In [None]:
import time
import regex as re

import matplotlib.pyplot as plt
import pandas as pd

from pathlib import Path

import torch
import torch.nn as nn
import torch.optim as optim
from torch.optim import lr_scheduler
from torch.utils.data import Dataset
from torch.utils.data import DataLoader

from torchvision import models
from torchvision import datasets
from torchvision.transforms import v2

from tempfile import TemporaryDirectory

In [None]:
device = (
    "cuda" if torch.cuda.is_available() else "cpu"
)

In [None]:
training_data = datasets.OxfordIIITPet(
    root = "data",
    split = "trainval",
    download = True,
    transform = v2.Compose([
        v2.ToImage(),
        v2.RandomResizedCrop(size = (224, 224), antialias = True),
        v2.RandomHorizontalFlip(p = 0.5),
        v2.ToDtype(torch.float32, scale = True),
        v2.Normalize(mean = [0.485, 0.456, 0.406], std = [0.229, 0.224, 0.225])
    ])
)

test_data = datasets.OxfordIIITPet(
    root = "data",
    split = "test",
    download = True,
    transform = v2.Compose([
        v2.ToImage(),
        v2.Resize(256),
        v2.CenterCrop(224),
        v2.ToDtype(torch.float32, scale = True),
        v2.Normalize(mean = [0.485, 0.456, 0.406], std = [0.229, 0.224, 0.225])
    ])
)

The normalize in tranform dismisses the color changes or small intensity changes of the same content in different images.
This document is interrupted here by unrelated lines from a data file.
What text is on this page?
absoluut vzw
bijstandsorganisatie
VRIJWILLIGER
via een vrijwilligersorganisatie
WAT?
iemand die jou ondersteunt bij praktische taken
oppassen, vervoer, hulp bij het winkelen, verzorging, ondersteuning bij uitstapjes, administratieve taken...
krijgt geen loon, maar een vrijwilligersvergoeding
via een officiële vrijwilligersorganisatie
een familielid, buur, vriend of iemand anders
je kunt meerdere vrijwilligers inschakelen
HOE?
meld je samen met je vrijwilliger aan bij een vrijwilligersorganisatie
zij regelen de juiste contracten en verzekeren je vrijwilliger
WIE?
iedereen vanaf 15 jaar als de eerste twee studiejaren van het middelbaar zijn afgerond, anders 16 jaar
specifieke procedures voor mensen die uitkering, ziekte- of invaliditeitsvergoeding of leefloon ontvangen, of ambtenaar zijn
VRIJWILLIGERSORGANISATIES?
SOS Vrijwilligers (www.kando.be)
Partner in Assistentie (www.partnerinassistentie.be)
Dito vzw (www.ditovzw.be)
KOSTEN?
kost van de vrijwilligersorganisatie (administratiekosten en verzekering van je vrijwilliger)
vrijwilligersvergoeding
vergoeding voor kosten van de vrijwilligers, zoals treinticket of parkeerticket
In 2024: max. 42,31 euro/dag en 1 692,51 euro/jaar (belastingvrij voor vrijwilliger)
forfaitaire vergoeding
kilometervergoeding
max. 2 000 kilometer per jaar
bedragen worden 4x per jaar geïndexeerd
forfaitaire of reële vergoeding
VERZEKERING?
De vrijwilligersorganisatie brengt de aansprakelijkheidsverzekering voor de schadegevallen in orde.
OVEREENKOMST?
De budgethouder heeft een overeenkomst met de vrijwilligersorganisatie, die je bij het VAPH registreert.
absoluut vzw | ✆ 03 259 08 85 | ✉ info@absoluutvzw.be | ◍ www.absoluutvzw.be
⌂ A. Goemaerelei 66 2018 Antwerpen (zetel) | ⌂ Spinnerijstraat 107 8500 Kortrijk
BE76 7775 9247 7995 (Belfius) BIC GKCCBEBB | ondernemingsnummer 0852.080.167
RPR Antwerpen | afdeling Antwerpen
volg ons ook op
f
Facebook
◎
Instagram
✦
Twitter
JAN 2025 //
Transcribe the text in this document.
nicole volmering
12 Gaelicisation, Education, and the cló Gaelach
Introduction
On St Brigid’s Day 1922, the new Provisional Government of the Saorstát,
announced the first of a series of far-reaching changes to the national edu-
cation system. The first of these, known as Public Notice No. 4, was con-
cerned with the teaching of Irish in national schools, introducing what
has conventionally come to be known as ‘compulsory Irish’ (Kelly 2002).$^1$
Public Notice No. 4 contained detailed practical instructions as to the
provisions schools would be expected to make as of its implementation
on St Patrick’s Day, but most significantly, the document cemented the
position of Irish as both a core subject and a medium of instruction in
This will enable the model to learn the real structures instead of dealing with the scale differences.

In [None]:
path = Path("data/oxford-iiit-pet")

df = pd.read_csv(
    path / "annotations/test.txt",
    sep = " ",
    names = ['Breed', 'Class ID', 'Species', 'Breed ID']
)

In [None]:
class_map = {class_id: "".join(re.findall(r"(.+)_\d+$", breed))
             for breed, class_id in zip(df['Breed'], df['Class ID'] - 1)}

In [None]:
datasets = {
    'train': training_data,
    'test': test_data
}

datasets_size = {
    'train': len(training_data),
    'test': len(test_data)
}

dataloaders = {x: DataLoader(
                    datasets[x],
                    shuffle = True,
                    batch_size = 64,
                    num_workers = 2,
                    persistent_workers = True,
                    pin_memory = True
                ) for x in ['train', 'test']}